Embora ele tenha renunciado a todos os cargos de gestão em seus negócios quando foi eleito pela primeira vez para a presidência em 2016, sua família permaneceu proeminente em suas atividades políticas e campanhas, enquanto mantinha seus papéis nos negócios.

Kushner, enquanto isso, alavancou os contatos que fez durante sua função anterior como consultor no primeiro governo Trump para construir seu portfólio de investimentos no Oriente Médio. Isso foi alvo de críticas, em particular, pelo seu relacionamento próximo com a família real saudita.

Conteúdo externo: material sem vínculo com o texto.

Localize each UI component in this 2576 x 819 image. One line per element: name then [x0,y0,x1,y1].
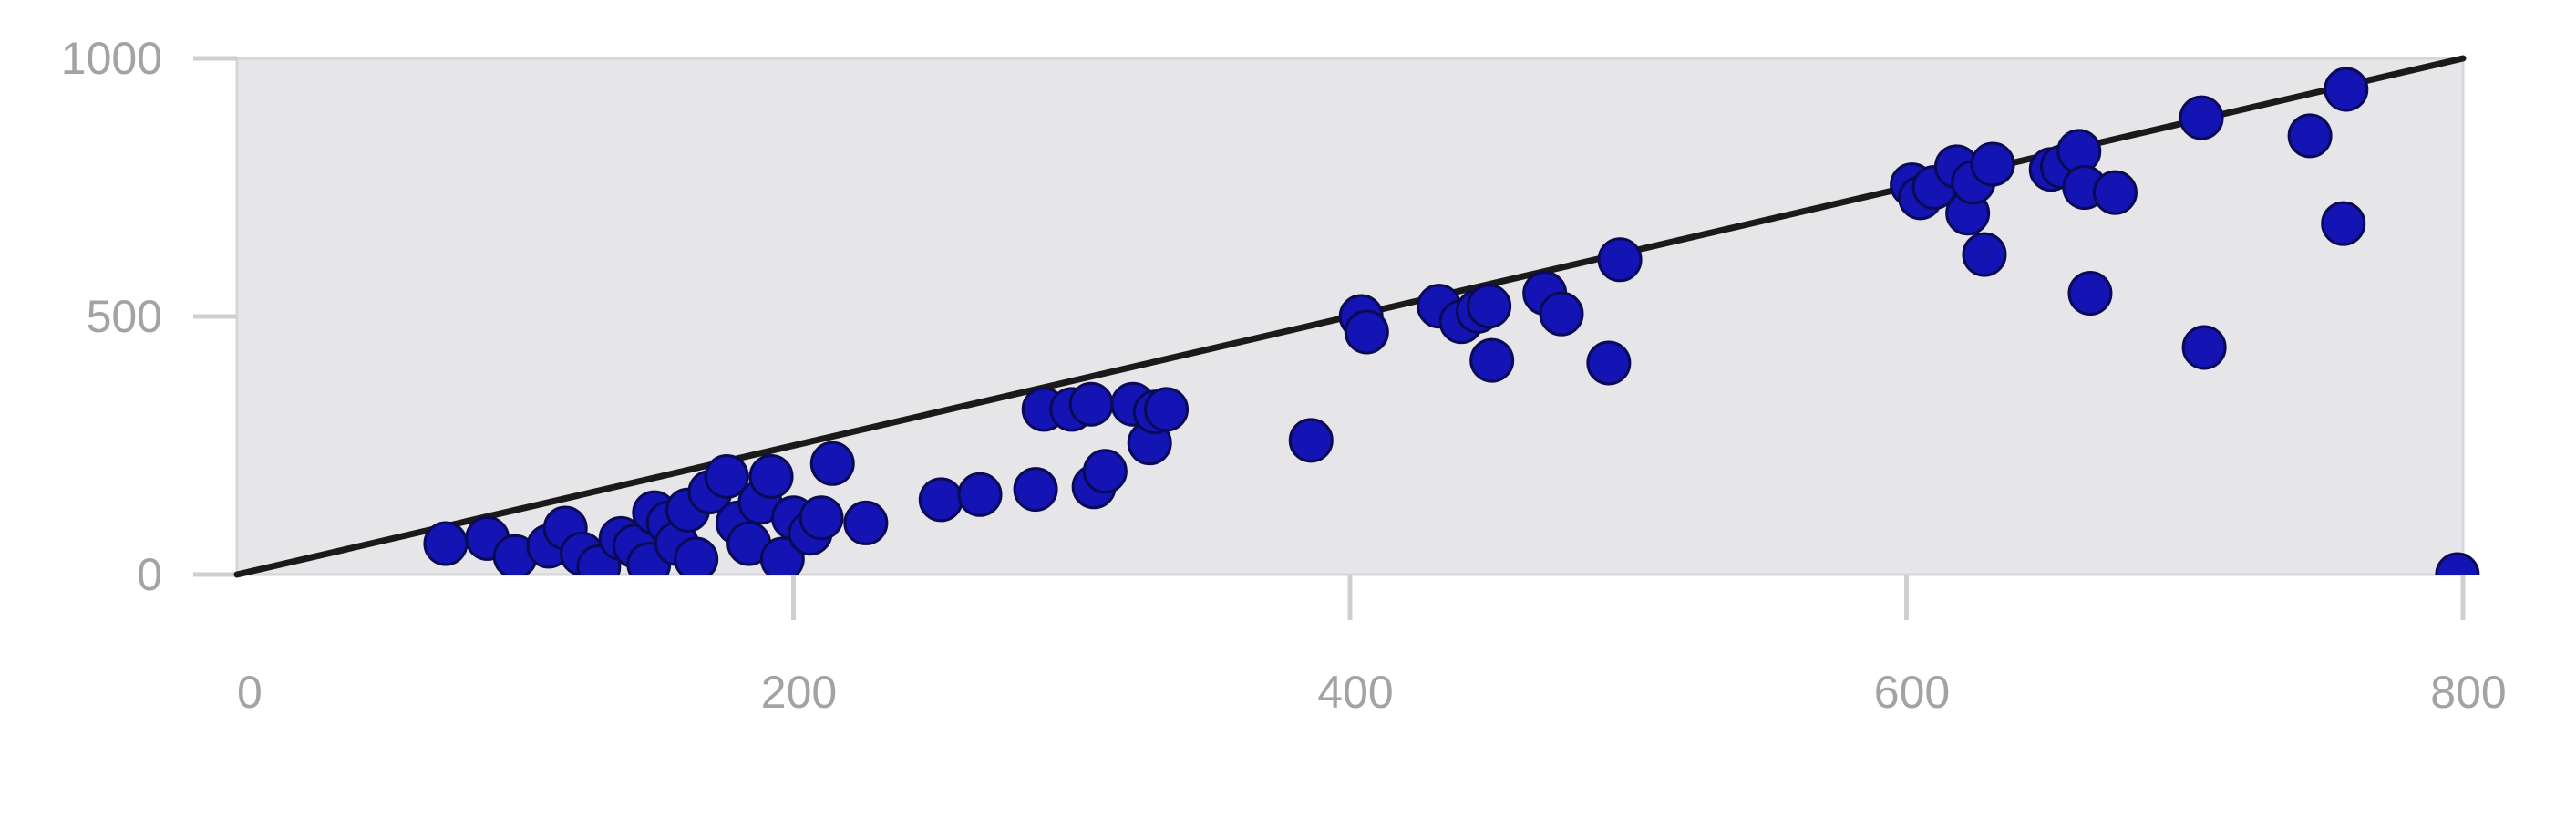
data-point [1469,337,1515,383]
y-tick-label: 500 [87,291,162,342]
data-point [1539,291,1584,337]
data-point [809,441,855,486]
data-point [1344,309,1389,355]
data-point [2179,95,2224,140]
data-point [2435,552,2480,575]
data-point [1013,467,1058,513]
data-point [2092,170,2138,215]
x-tick-label: 600 [1874,667,1950,718]
data-point [2324,67,2369,112]
data-point [704,453,749,499]
data-point [1970,141,2015,187]
data-point [1288,418,1334,463]
x-tick-label: 0 [237,667,263,718]
data-point [1144,387,1190,432]
data-point [2067,271,2113,316]
data-point [674,536,719,575]
data-point [799,495,844,541]
y-tick-label: 0 [137,549,162,600]
data-point [1467,284,1512,329]
data-point [423,521,469,566]
y-tick-label: 1000 [61,33,162,84]
data-point [2181,325,2227,370]
data-point [1586,340,1632,386]
data-point [918,477,963,523]
data-point [1068,381,1114,427]
x-tick-label: 200 [761,667,837,718]
data-points [423,67,2480,575]
data-point [748,453,794,499]
data-point [2287,113,2333,159]
data-point [1082,449,1128,494]
data-point [1962,232,2007,277]
data-point [957,472,1003,517]
data-point [2321,201,2366,246]
data-point [1597,237,1643,283]
x-tick-label: 400 [1317,667,1393,718]
x-tick-label: 800 [2430,667,2506,718]
data-point [843,500,889,545]
axes: 0 500 1000 0 200 400 600 800 [61,33,2507,718]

Ele, porém, se defendeu no início de 2024 em uma entrevista ao site de notícias americano Axios, afirmando que “se você me perguntar sobre o trabalho que fizemos na Casa Branca, para meus críticos, o que eu digo é: aponte uma única decisão que tomamos que não era do interesse da América.”

Gaza como potencial negócio imobiliário?

Trump e Kushner estão claramente interessados na ideia de desenvolver Gaza sob a perspectiva de um projeto imobiliário, ao invés de um lar para os mais de 2 milhões de palestinos que atualmente vivem no enclave.

“As pessoas do mundo viverão lá”, disse Trump, na coletiva de imprensa ao lado do primeiro-ministro israelense, Benjamim Netanyahu. “Transformemos isso em um lugar internacional, inacreditável. O potencial da Faixa de Gaza é inacreditável.”

O plano de Trump provocou reações furiosas dos palestinos e condenações imediatas de uma vasta quantidade de governos ao redor do mundo. Há também grandes dúvidas sobre sua viabilidade em diversos níveis.

No entanto, levando em conta os crescentes interesses comerciais imobiliários das Organizações Trump na região e os comentários inequívocos do próprio Trump e de seu genro, parece que eles, pelo menos, estão levando essa ideia à sério.